Okay, first I laughed my head off. And learned the source/reason for all the parodies of things like this that I'd seen all my life:
It's even funnier because throughout they apparently thought they were being friendly by making their -ing's into -in's, as in the cartoon above and in "makin' frostin'" -- and also by using words like "humdinger," which apparently was only invented by about 1890.
Speaking of dates, then I wondered when it had been made. There's no date, though it is mentioned that it's from Lever Brothers out of Cambridge, Massachusetts. (They eventually became Unilever.) Here are some clues -- how people dressed "30 years ago" and how people decorated their living rooms.
I looked up the product and think this book is possibly from about 1937; Spry was started in 1936 as a big competitor for Crisco, and the book mentions "another shortening" without naming them but as if Spry were new.
Then I realized that these recipes, made with vegetable shortening, actually included some delicious-sounding ones, if you leave out/substitute for the featured product!
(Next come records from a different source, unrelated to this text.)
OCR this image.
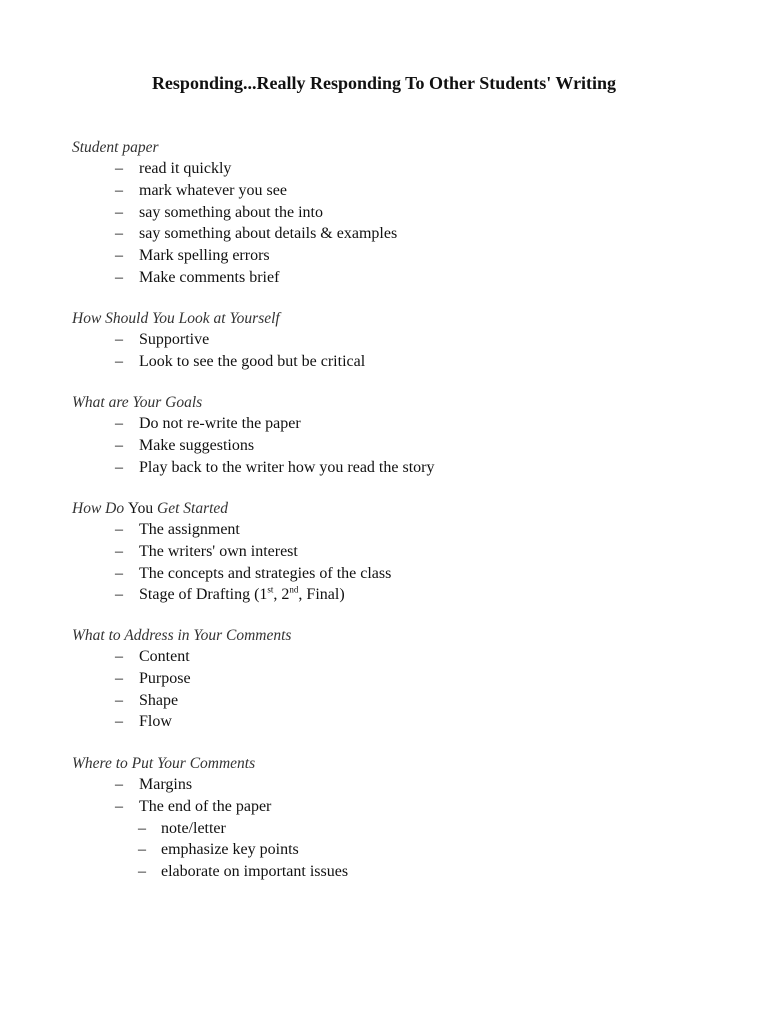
Responding...Really Responding To Other Students' Writing
Student paper
– read it quickly
– mark whatever you see
– say something about the into
– say something about details & examples
– Mark spelling errors
– Make comments brief
How Should You Look at Yourself
– Supportive
– Look to see the good but be critical
What are Your Goals
– Do not re-write the paper
– Make suggestions
– Play back to the writer how you read the story
How Do You Get Started
– The assignment
– The writers' own interest
– The concepts and strategies of the class
– Stage of Drafting (1st, 2nd, Final)
What to Address in Your Comments
– Content
– Purpose
– Shape
– Flow
Where to Put Your Comments
– Margins
– The end of the paper
– note/letter
– emphasize key points
– elaborate on important issues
There is a version of apple pie with maple sugar and cinnamon that sounds good, though there's also already-greasy beef iced as thick as a cake with plain shortening! I'm going to shelve this one with my dessert cookbooks...
It's interesting that the book/manufacturer claims to have invented drop
cookies, "a new way to make cookies." It's also interesting that it
claims that unlike other fats, this one is so easy to digest that "even
children" can have desserts! I wonder what the poor darlings had before!